Assume $E[X]=E[Y]=0$ and $E[X^2]=E[Y^2]=1$. Let $\rho=E[XY]\in(-1,1)$, then $$\Pr[X>-1,Y>-1] \ge 1-2\big(\frac{1+\sqrt{1-\rho}+\rho}{3+\rho}\big)^2 \ge\frac19+\frac{4\rho}{27}. $$

That's the kind of result I was looking for, except I would have preferred $>0$ rather than $>-1$. However, it's not too hard to come up with examples showing that won't work as long as we're not using higher moments of $X$ and $Y$.

I also realized that one can expand the proof by Cantelli as follows: Let $X^+ = X[X>0]$ be the positive part of a random variable.
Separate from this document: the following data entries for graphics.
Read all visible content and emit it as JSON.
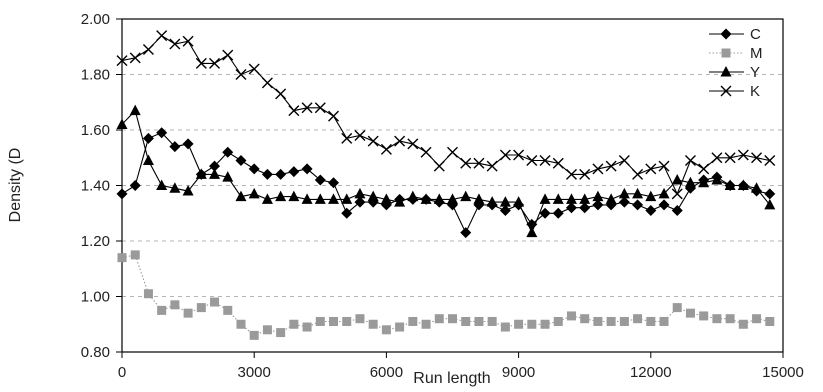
{
  "chart_data": {
    "type": "line",
    "title": "",
    "xlabel": "Run length",
    "ylabel": "Density (D",
    "xlim": [
      0,
      15000
    ],
    "ylim": [
      0.8,
      2.0
    ],
    "xticks": [
      "0",
      "3000",
      "6000",
      "9000",
      "12000",
      "15000"
    ],
    "yticks": [
      "0.80",
      "1.00",
      "1.20",
      "1.40",
      "1.60",
      "1.80",
      "2.00"
    ],
    "grid": "dashed horizontal lines at each y tick",
    "legend_position": "top-right",
    "series": [
      {
        "name": "C",
        "color": "#000000",
        "marker": "diamond",
        "line": "solid",
        "x": [
          0,
          300,
          600,
          900,
          1200,
          1500,
          1800,
          2100,
          2400,
          2700,
          3000,
          3300,
          3600,
          3900,
          4200,
          4500,
          4800,
          5100,
          5400,
          5700,
          6000,
          6300,
          6600,
          6900,
          7200,
          7500,
          7800,
          8100,
          8400,
          8700,
          9000,
          9300,
          9600,
          9900,
          10200,
          10500,
          10800,
          11100,
          11400,
          11700,
          12000,
          12300,
          12600,
          12900,
          13200,
          13500,
          13800,
          14100,
          14400,
          14700
        ],
        "y": [
          1.37,
          1.4,
          1.57,
          1.59,
          1.54,
          1.55,
          1.44,
          1.47,
          1.52,
          1.49,
          1.46,
          1.44,
          1.44,
          1.45,
          1.46,
          1.42,
          1.41,
          1.3,
          1.34,
          1.34,
          1.33,
          1.35,
          1.35,
          1.35,
          1.34,
          1.33,
          1.23,
          1.33,
          1.33,
          1.31,
          1.33,
          1.26,
          1.3,
          1.3,
          1.32,
          1.32,
          1.33,
          1.33,
          1.34,
          1.33,
          1.31,
          1.33,
          1.31,
          1.39,
          1.42,
          1.43,
          1.4,
          1.4,
          1.38,
          1.37
        ]
      },
      {
        "name": "M",
        "color": "#9a9a9a",
        "marker": "square",
        "line": "dotted",
        "x": [
          0,
          300,
          600,
          900,
          1200,
          1500,
          1800,
          2100,
          2400,
          2700,
          3000,
          3300,
          3600,
          3900,
          4200,
          4500,
          4800,
          5100,
          5400,
          5700,
          6000,
          6300,
          6600,
          6900,
          7200,
          7500,
          7800,
          8100,
          8400,
          8700,
          9000,
          9300,
          9600,
          9900,
          10200,
          10500,
          10800,
          11100,
          11400,
          11700,
          12000,
          12300,
          12600,
          12900,
          13200,
          13500,
          13800,
          14100,
          14400,
          14700
        ],
        "y": [
          1.14,
          1.15,
          1.01,
          0.95,
          0.97,
          0.94,
          0.96,
          0.98,
          0.95,
          0.9,
          0.86,
          0.88,
          0.87,
          0.9,
          0.89,
          0.91,
          0.91,
          0.91,
          0.92,
          0.9,
          0.88,
          0.89,
          0.91,
          0.9,
          0.92,
          0.92,
          0.91,
          0.91,
          0.91,
          0.89,
          0.9,
          0.9,
          0.9,
          0.91,
          0.93,
          0.92,
          0.91,
          0.91,
          0.91,
          0.92,
          0.91,
          0.91,
          0.96,
          0.94,
          0.93,
          0.92,
          0.92,
          0.9,
          0.92,
          0.91
        ]
      },
      {
        "name": "Y",
        "color": "#000000",
        "marker": "triangle",
        "line": "solid",
        "x": [
          0,
          300,
          600,
          900,
          1200,
          1500,
          1800,
          2100,
          2400,
          2700,
          3000,
          3300,
          3600,
          3900,
          4200,
          4500,
          4800,
          5100,
          5400,
          5700,
          6000,
          6300,
          6600,
          6900,
          7200,
          7500,
          7800,
          8100,
          8400,
          8700,
          9000,
          9300,
          9600,
          9900,
          10200,
          10500,
          10800,
          11100,
          11400,
          11700,
          12000,
          12300,
          12600,
          12900,
          13200,
          13500,
          13800,
          14100,
          14400,
          14700
        ],
        "y": [
          1.62,
          1.67,
          1.49,
          1.4,
          1.39,
          1.38,
          1.44,
          1.44,
          1.43,
          1.36,
          1.37,
          1.35,
          1.36,
          1.36,
          1.35,
          1.35,
          1.35,
          1.35,
          1.37,
          1.36,
          1.35,
          1.34,
          1.36,
          1.35,
          1.35,
          1.35,
          1.36,
          1.35,
          1.34,
          1.34,
          1.34,
          1.23,
          1.35,
          1.35,
          1.35,
          1.35,
          1.36,
          1.35,
          1.37,
          1.37,
          1.36,
          1.37,
          1.42,
          1.41,
          1.41,
          1.42,
          1.4,
          1.4,
          1.39,
          1.33
        ]
      },
      {
        "name": "K",
        "color": "#000000",
        "marker": "x",
        "line": "solid",
        "x": [
          0,
          300,
          600,
          900,
          1200,
          1500,
          1800,
          2100,
          2400,
          2700,
          3000,
          3300,
          3600,
          3900,
          4200,
          4500,
          4800,
          5100,
          5400,
          5700,
          6000,
          6300,
          6600,
          6900,
          7200,
          7500,
          7800,
          8100,
          8400,
          8700,
          9000,
          9300,
          9600,
          9900,
          10200,
          10500,
          10800,
          11100,
          11400,
          11700,
          12000,
          12300,
          12600,
          12900,
          13200,
          13500,
          13800,
          14100,
          14400,
          14700
        ],
        "y": [
          1.85,
          1.86,
          1.89,
          1.94,
          1.91,
          1.92,
          1.84,
          1.84,
          1.87,
          1.8,
          1.82,
          1.77,
          1.73,
          1.67,
          1.68,
          1.68,
          1.65,
          1.57,
          1.58,
          1.56,
          1.53,
          1.56,
          1.55,
          1.52,
          1.47,
          1.52,
          1.48,
          1.48,
          1.47,
          1.51,
          1.51,
          1.49,
          1.49,
          1.48,
          1.44,
          1.44,
          1.46,
          1.47,
          1.49,
          1.44,
          1.46,
          1.47,
          1.37,
          1.49,
          1.46,
          1.5,
          1.5,
          1.51,
          1.5,
          1.49
        ]
      }
    ]
  }
}
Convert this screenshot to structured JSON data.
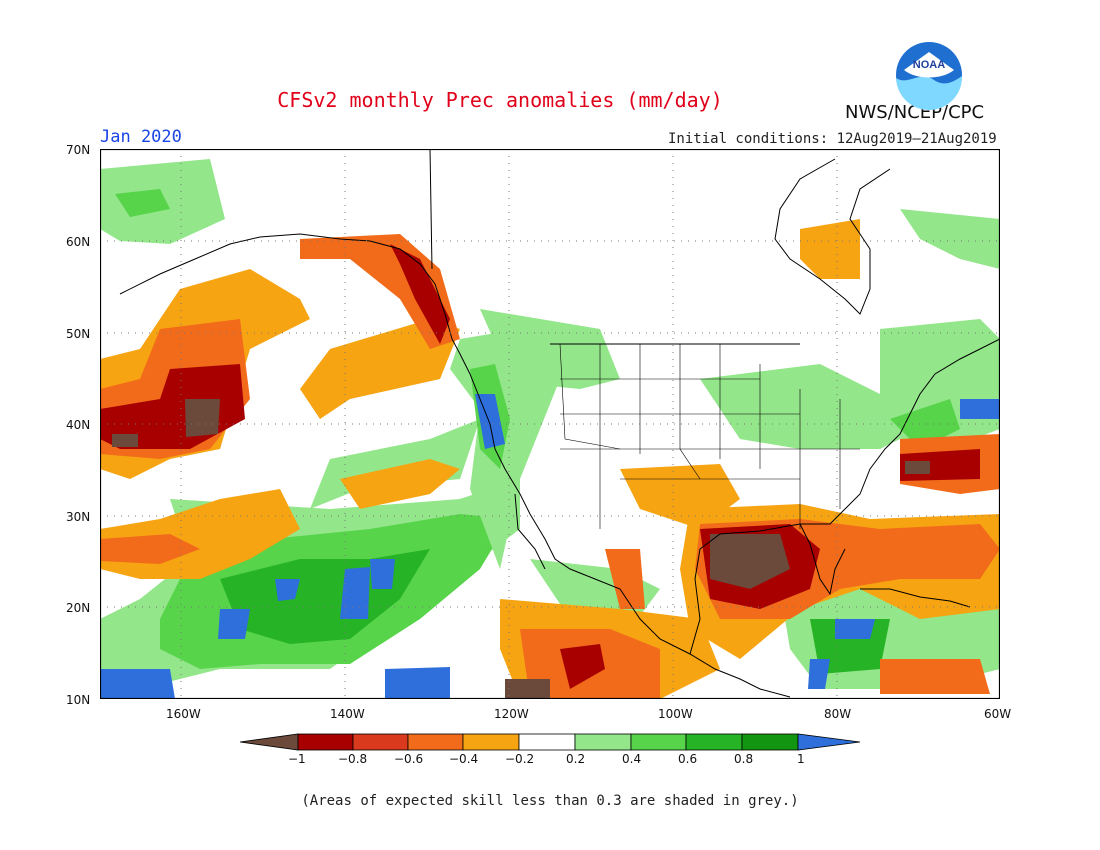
{
  "header": {
    "title": "CFSv2 monthly Prec anomalies (mm/day)",
    "month": "Jan 2020",
    "initial_conditions": "Initial conditions: 12Aug2019–21Aug2019",
    "agency": "NWS/NCEP/CPC",
    "logo_text": "NOAA"
  },
  "map": {
    "lat_labels": [
      "70N",
      "60N",
      "50N",
      "40N",
      "30N",
      "20N",
      "10N"
    ],
    "lon_labels": [
      "160W",
      "140W",
      "120W",
      "100W",
      "80W",
      "60W"
    ],
    "palette": {
      "lt_-1": "#6b4a3c",
      "-1_-0.8": "#a80000",
      "-0.8_-0.6": "#d93a1e",
      "-0.6_-0.4": "#f26b1a",
      "-0.4_-0.2": "#f6a412",
      "-0.2_0.2": "#ffffff",
      "0.2_0.4": "#93e68a",
      "0.4_0.6": "#57d44a",
      "0.6_0.8": "#26b326",
      "0.8_1": "#129612",
      "gt_1": "#2f6fdc"
    }
  },
  "colorbar": {
    "labels": [
      "−1",
      "−0.8",
      "−0.6",
      "−0.4",
      "−0.2",
      "0.2",
      "0.4",
      "0.6",
      "0.8",
      "1"
    ]
  },
  "footnote": "(Areas of expected skill less than 0.3 are shaded in grey.)"
}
Now, using Cauchy Schwarz: $$ E[X^+Y^+] =E[XY[X>0,Y>0]] \le E[(XY)^2]^{1/2}\Pr[X>0,Y>0]^{1/2} \implies \Pr[X>0,Y>0]\ge\frac{E[X^+Y^+]^2}{E[(XY)^2]}. $$

Unfortunately It's not clear to me how to bound $E[X^+Y^+]$ using higher moments of $X$, $Y$ and $XY$.